Les différentes évaluations de l’intégration des Tic dans le système éducatif font état d’un paradoxe entre le développement des infrastructures et les usages constatés. Le rapport des experts sur la contribution des nouvelles technologies à la modernisation du système éducatif (Igf, Igen, 2007) constate que « beaucoup de

conditions favorables à l’usage des Tic sont réunies, mais ces usages demeurent modestes. (…) Les statistiques européennes classent la France en avant-dernière position au niveau européen lorsque l’on regarde globalement l’accès à l’outil, sa maîtrise dans un contexte pédagogique et la motivation des enseignants. (…) Il est ainsi difficile de voir émerger une vraie politique nationale, tant pour impulser un élan collectif dans une direction définie que pour piloter et évaluer les résultats obtenus. (…) Les collectivités ont donc de façon croissante le sentiment que les investissements qu’elles réalisent ne sont pas utilisés au mieux. »

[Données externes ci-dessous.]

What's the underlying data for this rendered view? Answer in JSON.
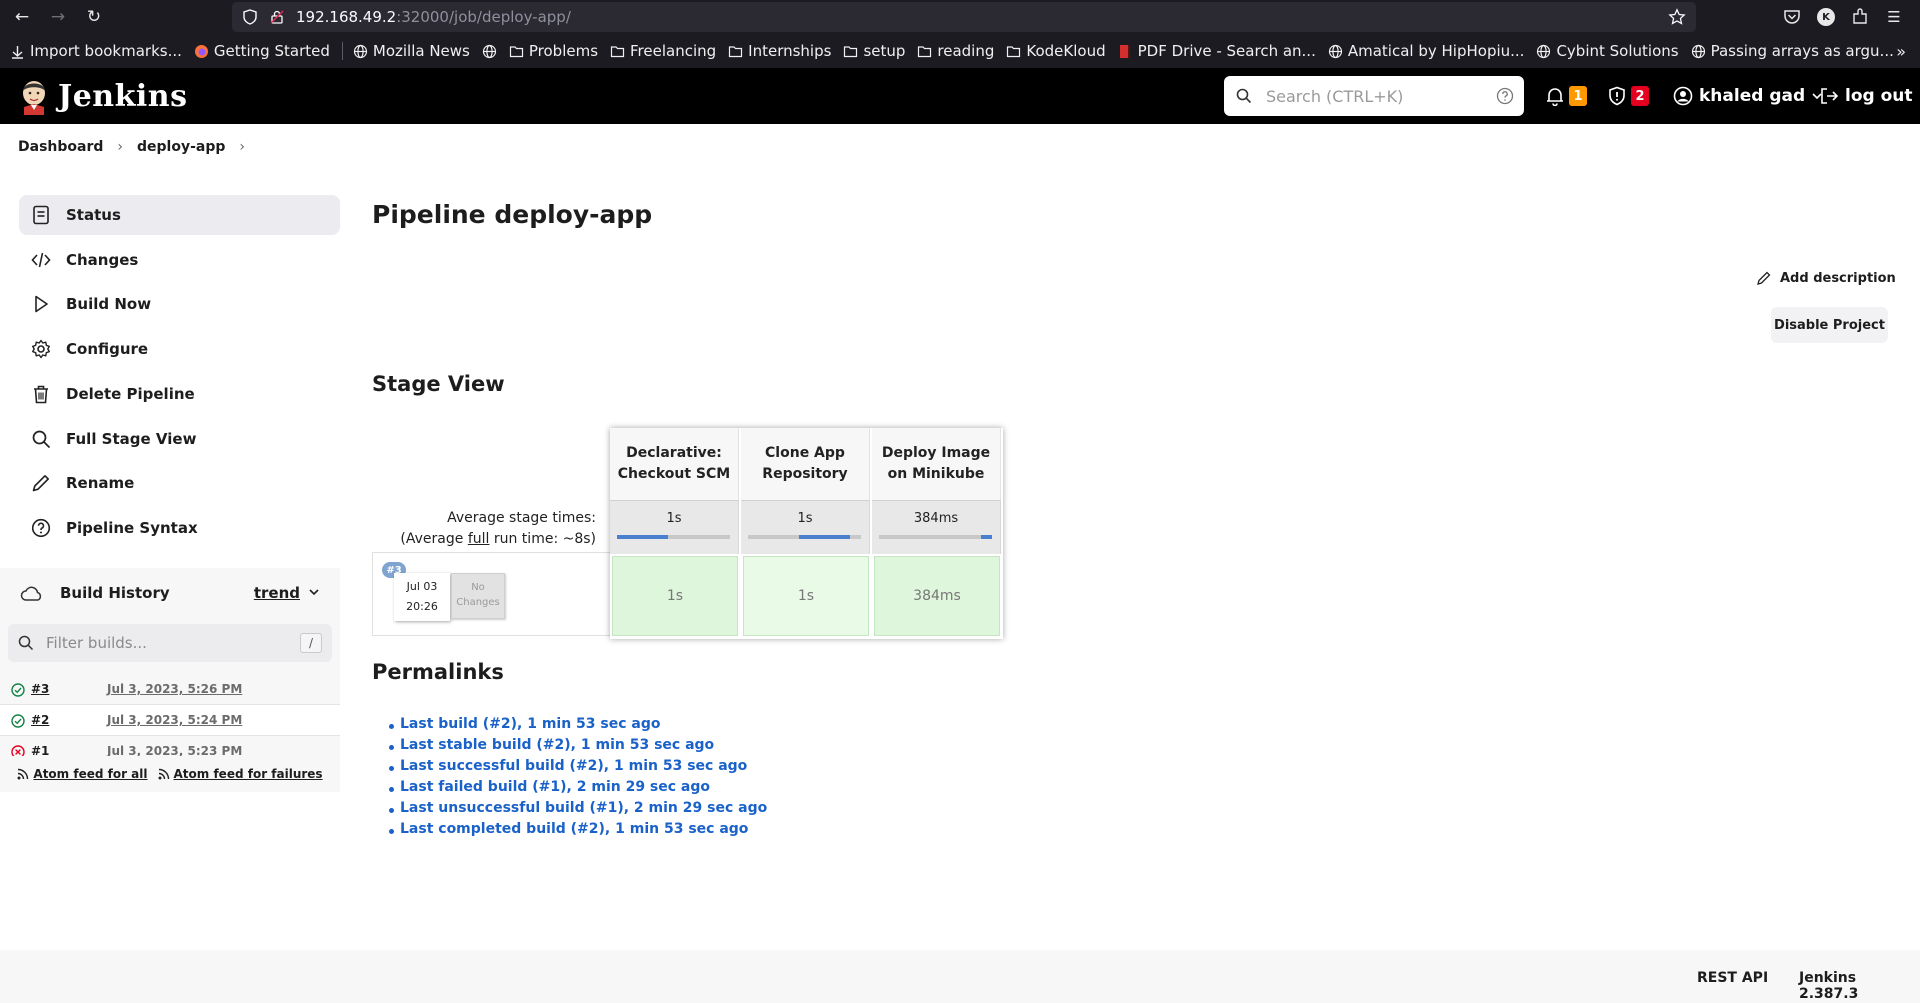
{
  "browser": {
    "url_host": "192.168.49.2",
    "url_path": ":32000/job/deploy-app/",
    "profile_initial": "K"
  },
  "bookmarks": [
    {
      "label": "Import bookmarks...",
      "icon": "import-icon"
    },
    {
      "label": "Getting Started",
      "icon": "firefox-icon"
    },
    {
      "label": "Mozilla News",
      "icon": "globe-icon"
    },
    {
      "label": "",
      "icon": "globe-icon"
    },
    {
      "label": "Problems",
      "icon": "folder-icon"
    },
    {
      "label": "Freelancing",
      "icon": "folder-icon"
    },
    {
      "label": "Internships",
      "icon": "folder-icon"
    },
    {
      "label": "setup",
      "icon": "folder-icon"
    },
    {
      "label": "reading",
      "icon": "folder-icon"
    },
    {
      "label": "KodeKloud",
      "icon": "folder-icon"
    },
    {
      "label": "PDF Drive - Search an...",
      "icon": "pdfdrive-icon"
    },
    {
      "label": "Amatical by HipHopiu...",
      "icon": "globe-icon"
    },
    {
      "label": "Cybint Solutions",
      "icon": "globe-icon"
    },
    {
      "label": "Passing arrays as argu...",
      "icon": "globe-icon"
    }
  ],
  "header": {
    "logo_text": "Jenkins",
    "search_placeholder": "Search (CTRL+K)",
    "notifications_count": "1",
    "security_count": "2",
    "user": "khaled gad",
    "logout": "log out",
    "colors": {
      "notification_badge": "#fe9a00",
      "security_badge": "#e6001f"
    }
  },
  "breadcrumb": [
    "Dashboard",
    "deploy-app"
  ],
  "sidebar": {
    "items": [
      {
        "label": "Status",
        "icon": "notepad-icon",
        "active": true
      },
      {
        "label": "Changes",
        "icon": "code-icon"
      },
      {
        "label": "Build Now",
        "icon": "play-icon"
      },
      {
        "label": "Configure",
        "icon": "gear-icon"
      },
      {
        "label": "Delete Pipeline",
        "icon": "trash-icon"
      },
      {
        "label": "Full Stage View",
        "icon": "search-icon"
      },
      {
        "label": "Rename",
        "icon": "pencil-icon"
      },
      {
        "label": "Pipeline Syntax",
        "icon": "help-icon"
      }
    ]
  },
  "build_history": {
    "title": "Build History",
    "trend": "trend",
    "filter_placeholder": "Filter builds...",
    "filter_shortcut": "/",
    "builds": [
      {
        "number": "#3",
        "date": "Jul 3, 2023, 5:26 PM",
        "status": "success"
      },
      {
        "number": "#2",
        "date": "Jul 3, 2023, 5:24 PM",
        "status": "success"
      },
      {
        "number": "#1",
        "date": "Jul 3, 2023, 5:23 PM",
        "status": "failed"
      }
    ],
    "feed_all": "Atom feed for all",
    "feed_failures": "Atom feed for failures"
  },
  "main": {
    "title": "Pipeline deploy-app",
    "add_description": "Add description",
    "disable_project": "Disable Project",
    "stage_view_title": "Stage View",
    "avg_stage_times": "Average stage times:",
    "avg_full_prefix": "(Average ",
    "avg_full_link": "full",
    "avg_full_suffix": " run time: ~8s)",
    "stages": [
      {
        "name_line1": "Declarative:",
        "name_line2": "Checkout SCM",
        "avg": "1s",
        "bar_fraction": 0.45,
        "bar_start": 0.0
      },
      {
        "name_line1": "Clone App",
        "name_line2": "Repository",
        "avg": "1s",
        "bar_fraction": 0.45,
        "bar_start": 0.45
      },
      {
        "name_line1": "Deploy Image",
        "name_line2": "on Minikube",
        "avg": "384ms",
        "bar_fraction": 0.1,
        "bar_start": 0.9
      }
    ],
    "run": {
      "badge": "#3",
      "date": "Jul 03",
      "time": "20:26",
      "changes_line1": "No",
      "changes_line2": "Changes",
      "cells": [
        "1s",
        "1s",
        "384ms"
      ]
    },
    "permalinks_title": "Permalinks",
    "permalinks": [
      "Last build (#2), 1 min 53 sec ago",
      "Last stable build (#2), 1 min 53 sec ago",
      "Last successful build (#2), 1 min 53 sec ago",
      "Last failed build (#1), 2 min 29 sec ago",
      "Last unsuccessful build (#1), 2 min 29 sec ago",
      "Last completed build (#2), 1 min 53 sec ago"
    ]
  },
  "footer": {
    "rest_api": "REST API",
    "version": "Jenkins 2.387.3"
  }
}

Ce constat nous conduit à interroger le processus de changement de pratiques des enseignants dans l’organisation élargie Éducation nationale, à l’apparition d’une innovation technique. Cette innovation technique, « banale » ou « ordinaire » (Alter, 2000), a besoin de passeurs qui investissent en travail, en action et en identité pour l’inscrire dans le quotidien des acteurs et les inviter à rompre des routines. Nous proposons ici un détour théorique par la sociologie de l’innovation afin de comprendre le paradoxe auquel nous faisons face. En effet, nous affirmons que les discours incitatifs et prescriptifs qui accompagnent les investissements massifs des collectivités territoriales résultent d’un diffusionnisme technique qui privilégie la mise en usage d’équipements au détriment de la construction sociale d’usages.

En préalable à ce détour, nous nous attachons à définir dans une première sous- section les concepts d’organisation élargie, d’usage et de médiation. Dans une seconde sous-partie, nous parcourons la sociologie de l’innovation pour comprendre en quoi le modèle d’intégration des Tic dans l’organisation Éducation nationale relève du diffusionnisme technique. Dans une troisième sous-section, nous croisons notre approche historique de l’intégration des technologies avec la

sociopolitique des usages pour dresser le bilan de trente-cinq années d’intégration de la technique dans le système éducatif.